Beginning of March: Inter-German trade reached a volume of 14.3 hundred million units of account in 1988, which, according to the West German Economics Ministry, means that it has decreased for the third successive year.
March 3: The Hungarian prime minister Miklós Németh, who came into office in November 1988 as a reformer, pays Mikhail Gorbachev, the General Secretary of the Communist Party of the Soviet Union, a first visit in Moscow. He informs Gorbachev of his government’s plans not to repair the border installations on the Hungarian-Austrian border and to introduce multi-party democracy to Hungary. The Hungarian prime minister demands the withdrawal of Soviet troops from his country, and in particular the removal of the Soviet medium-range nuclear missiles aimed at Western Europe. Gorbachev promises Németh that there will be no repetition of a Soviet intervention against the Hungarian course of reforms for as long as he is CPSU General Secretary.
March 8: While attempting to escape from the GDR in a home-made hot-air balloon, the 32-year-old Winfried Freudenberg crashes over West Berlin and is killed.
March 13: Several hundred people demonstrate during the Leipzig Spring Fair following a prayer for peace in the Nikolaikirche in Leipzig, calling "We want out! We want out!" The Volkspolizei (People’s Police) steps in; arrests take place.
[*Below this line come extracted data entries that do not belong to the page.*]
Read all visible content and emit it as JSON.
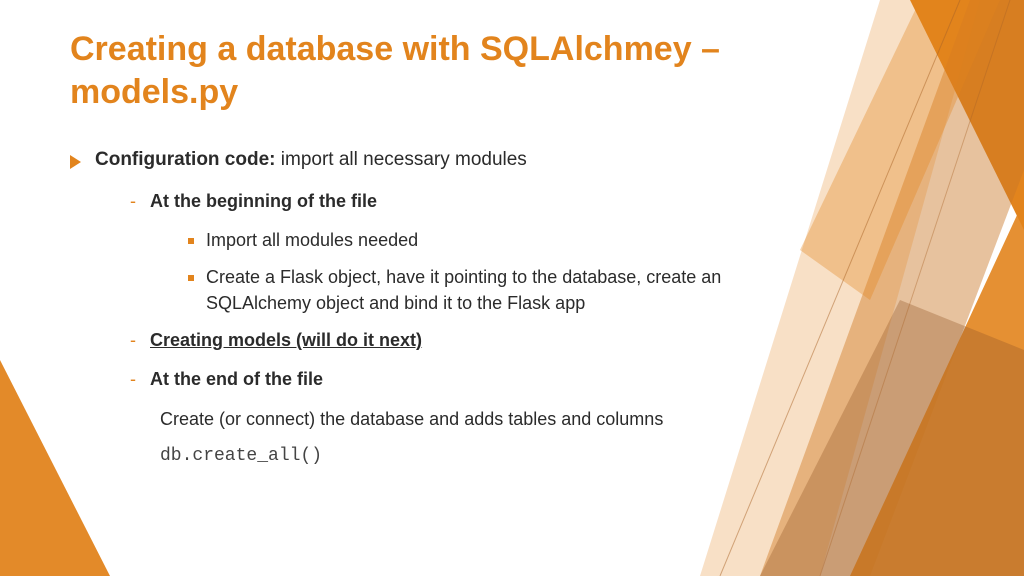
{
  "title": "Creating a database with SQLAlchmey – models.py",
  "lvl1": {
    "bold": "Configuration code: ",
    "rest": "import all necessary modules"
  },
  "sub": {
    "beginning": "At the beginning of the file",
    "beg_a": "Import all modules needed",
    "beg_b": "Create a Flask object, have it pointing to the database, create an SQLAlchemy object and bind it to the Flask app",
    "creating": "Creating models (will do it next)",
    "endfile": "At the end of the file",
    "end_desc": "Create (or connect) the database and adds tables and columns",
    "end_code": "db.create_all()"
  }
}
March 16: In West Berlin, an SPD-Green coalition replaces the CDU-led Senate under Eberhard Diepgen; Walter Momper becomes the Mayor of Berlin. At the elections on January 29 1989, CDU and FDP had suffered unexpectedly large losses, while the SPD and the Alternative List improved their share of the vote and the radical right-wing "Republicans" were able to win seats in the parliament at their first election attempt: CDU 37.8 percent (1985: 46.4), SPD 37.3 (32.4), AL 11.8 (10.6), Republicans 7.5 (-), FDP 3.9 (8.5). West German Chancellor Helmut Kohl believes the fear of the growing number of ethnic German emigrants and asylum-seekers played a large role in the weak showing of the CDU and the success of the "Republicans".
March 26: The newspaper "Welt am Sonntag" reports that, according to information held by the West German Federal Intelligence Service (Bundesnachrichtendienst or BND), the GDR leadership believes that up to 1.5 million GDR citizens want to move to West Germany. Speaking on the sidelines of a meeting of the synod of Berlin-Brandenburg, Consistorial President Manfred Stolpe says the Protestant (Evangelical) Church of the GDR estimates that there have been around 60,000 applications for some 150,000 people and that the BND’s figure has "one zero too many".
In March, 5,671 GDR citizens manage to flee to the West, 4,487 are given permission to leave the GDR.